Now the same tests under Julia 1.10.1:

julia> @benchmark test(100)
BenchmarkTools.Trial: 10000 samples with 199 evaluations.
 Range (min … max):  359.296 ns …  10.699 μs  ┊ GC (min … max): 0.00% … 82.66%
 Time  (median):     923.116 ns               ┊ GC (median):    0.00%
 Time  (mean ± σ):   959.401 ns ± 347.833 ns  ┊ GC (mean ± σ):  2.21% ±  6.25%

 Memory estimate: 1.92 KiB, allocs estimate: 4.

julia> @benchmark test(10_000)
BenchmarkTools.Trial: 10000 samples with 1 evaluation.
 Range (min … max):   47.700 μs …   4.938 ms  ┊ GC (min … max): 0.00% … 94.66%
 Time  (median):     103.200 μs               ┊ GC (median):    0.00%
 Time  (mean ± σ):   133.997 μs ± 158.472 μs  ┊ GC (mean ± σ):  7.43% ±  6.81%

 Memory estimate: 326.55 KiB, allocs estimate: 9.

julia> @benchmark test(1_000_000)
BenchmarkTools.Trial: 504 samples with 1 evaluation.
 Range (min … max):  6.729 ms … 88.534 ms  ┊ GC (min … max): 0.00% … 91.83%
 Time  (median):     8.773 ms              ┊ GC (median):    0.00%
 Time  (mean ± σ):   9.924 ms ±  5.161 ms  ┊ GC (mean ± σ):  7.30% ±  9.24%

 Memory estimate: 9.78 MiB, allocs estimate: 14.

julia> @benchmark test(100_000_000)
BenchmarkTools.Trial: 4 samples with 1 evaluation.
 Range (min … max):  1.184 s …   1.394 s  ┊ GC (min … max): 8.36% … 6.56%
 Time  (median):     1.275 s              ┊ GC (median):    7.46%
 Time  (mean ± σ):   1.282 s ± 86.217 ms  ┊ GC (mean ± σ):  6.89% ± 5.29%

 Memory estimate: 1019.60 MiB, allocs estimate: 23.

Conclusions

From the tests we can see that:

  • The new implementation in Julia 1.11 is faster for various values of n.
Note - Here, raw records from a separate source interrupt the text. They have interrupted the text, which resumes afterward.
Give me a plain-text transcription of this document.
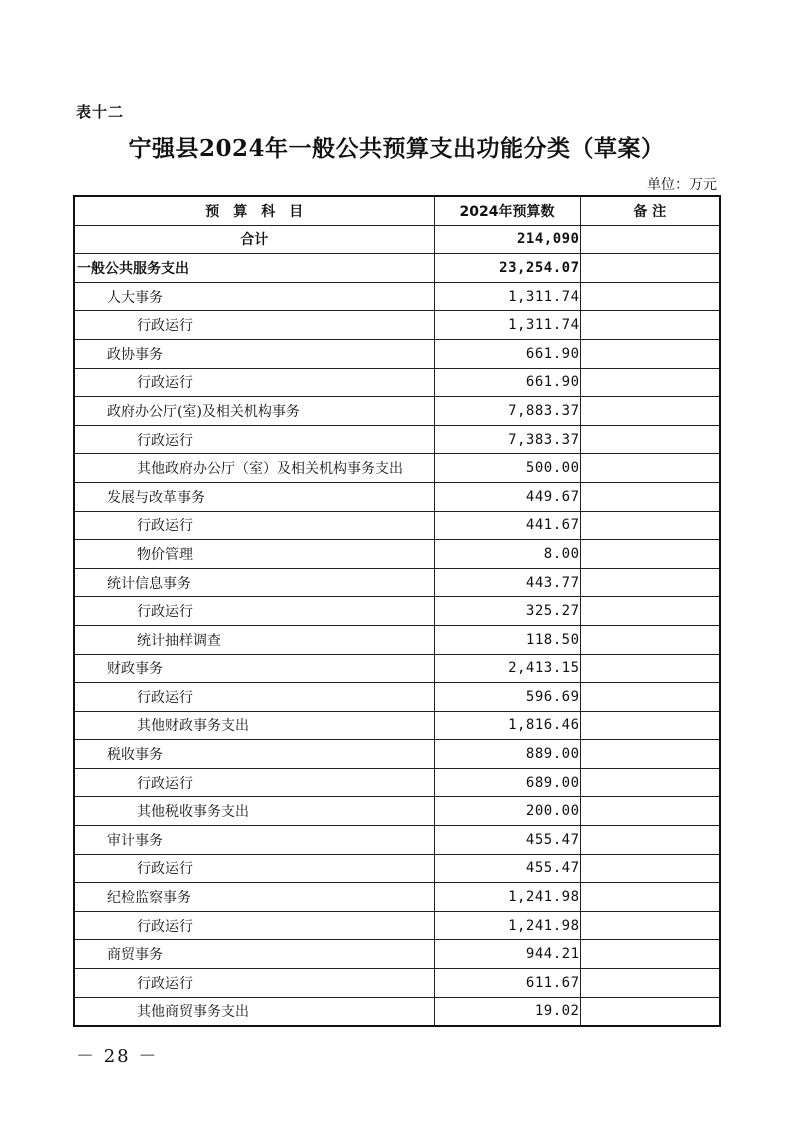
表十二
宁强县2024年一般公共预算支出功能分类（草案）
单位：万元
预　算　科　目	2024年预算数	备 注
合计	214,090	
一般公共服务支出	23,254.07	
人大事务	1,311.74	
行政运行	1,311.74	
政协事务	661.90	
行政运行	661.90	
政府办公厅(室)及相关机构事务	7,883.37	
行政运行	7,383.37	
其他政府办公厅（室）及相关机构事务支出	500.00	
发展与改革事务	449.67	
行政运行	441.67	
物价管理	8.00	
统计信息事务	443.77	
行政运行	325.27	
统计抽样调查	118.50	
财政事务	2,413.15	
行政运行	596.69	
其他财政事务支出	1,816.46	
税收事务	889.00	
行政运行	689.00	
其他税收事务支出	200.00	
审计事务	455.47	
行政运行	455.47	
纪检监察事务	1,241.98	
行政运行	1,241.98	
商贸事务	944.21	
行政运行	611.67	
其他商贸事务支出	19.02	
－ 28 －
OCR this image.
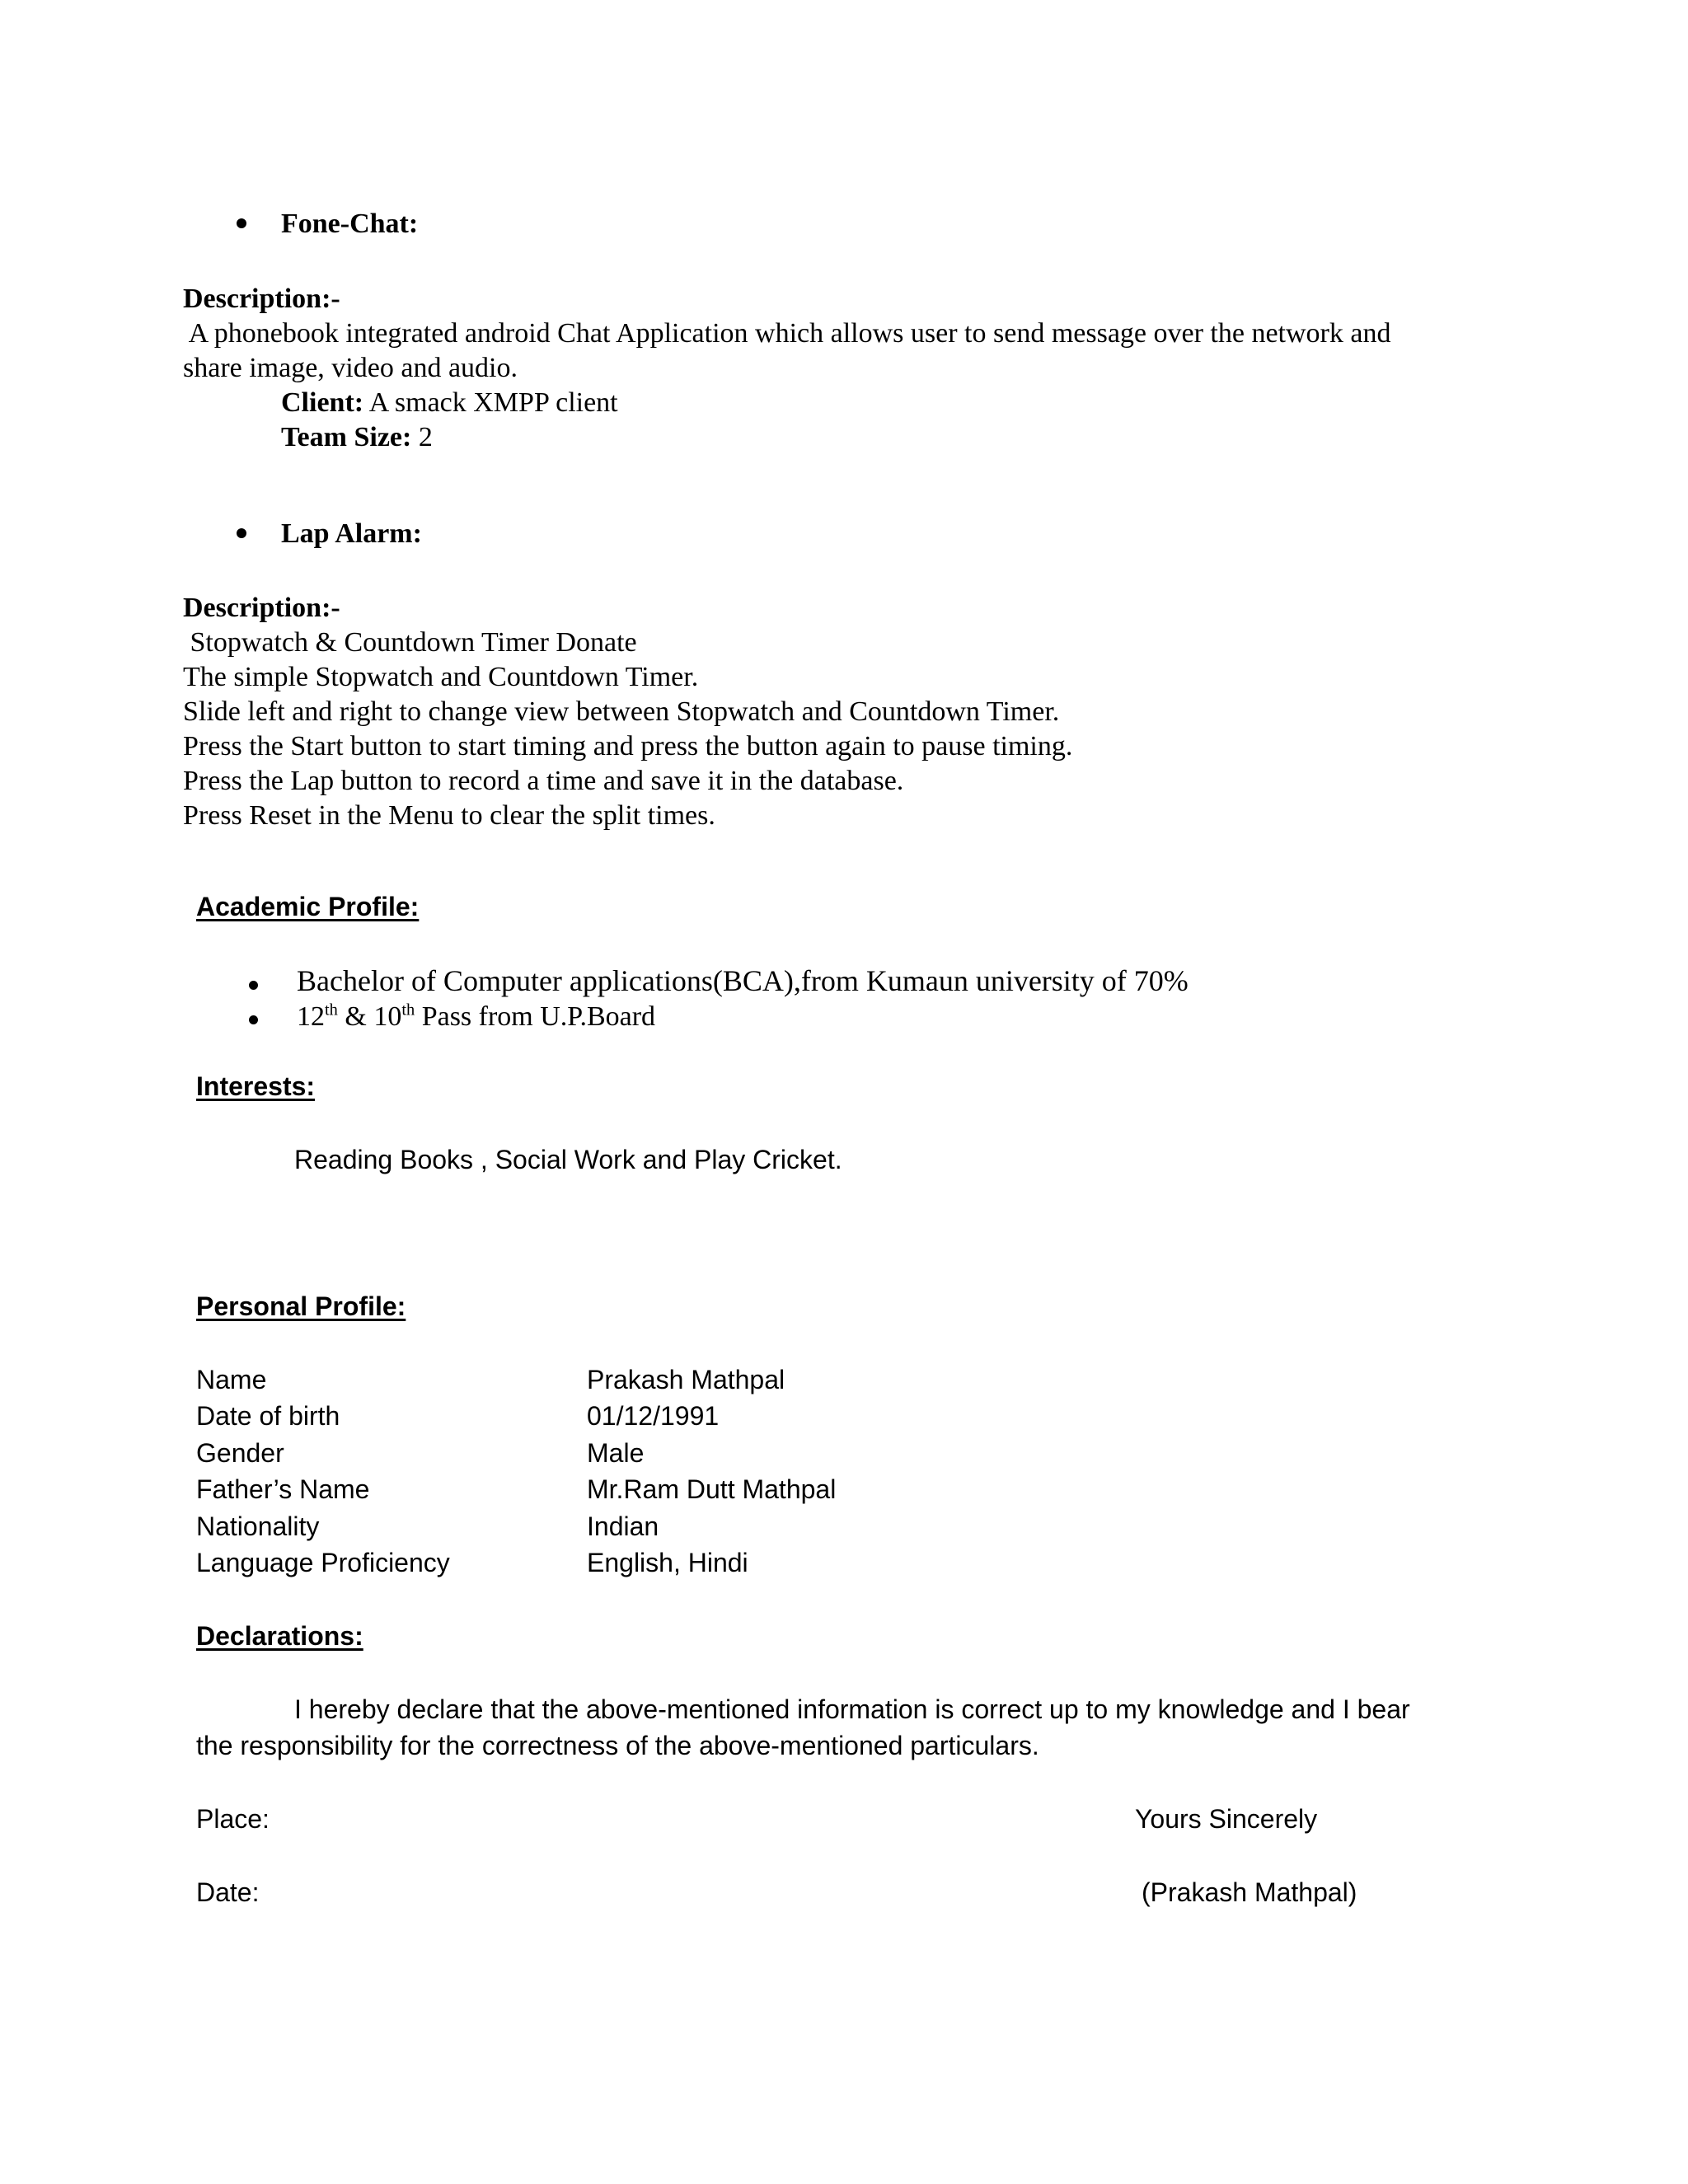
Fone-Chat:
Description:-
A phonebook integrated android Chat Application which allows user to send message over the network and
share image, video and audio.
Client: A smack XMPP client
Team Size: 2
Lap Alarm:
Description:-
Stopwatch & Countdown Timer Donate
The simple Stopwatch and Countdown Timer.
Slide left and right to change view between Stopwatch and Countdown Timer.
Press the Start button to start timing and press the button again to pause timing.
Press the Lap button to record a time and save it in the database.
Press Reset in the Menu to clear the split times.
Academic Profile:
Bachelor of Computer applications(BCA),from Kumaun university of 70%
12th & 10th Pass from U.P.Board
Interests:
Reading Books , Social Work and Play Cricket.
Personal Profile:
Name	Prakash Mathpal
Date of birth	01/12/1991
Gender	Male
Father’s Name	Mr.Ram Dutt Mathpal
Nationality	Indian
Language Proficiency	English, Hindi
Declarations:
I hereby declare that the above-mentioned information is correct up to my knowledge and I bear
the responsibility for the correctness of the above-mentioned particulars.
Place:	Yours Sincerely
Date:	(Prakash Mathpal)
This is very nice.
  • The new implementation in Julia 1.11 does more allocations, has higher memory estimate, and, in consequence spends more time in garbage collection. This means that in cases when available RAM is scarce the code performance could be affected.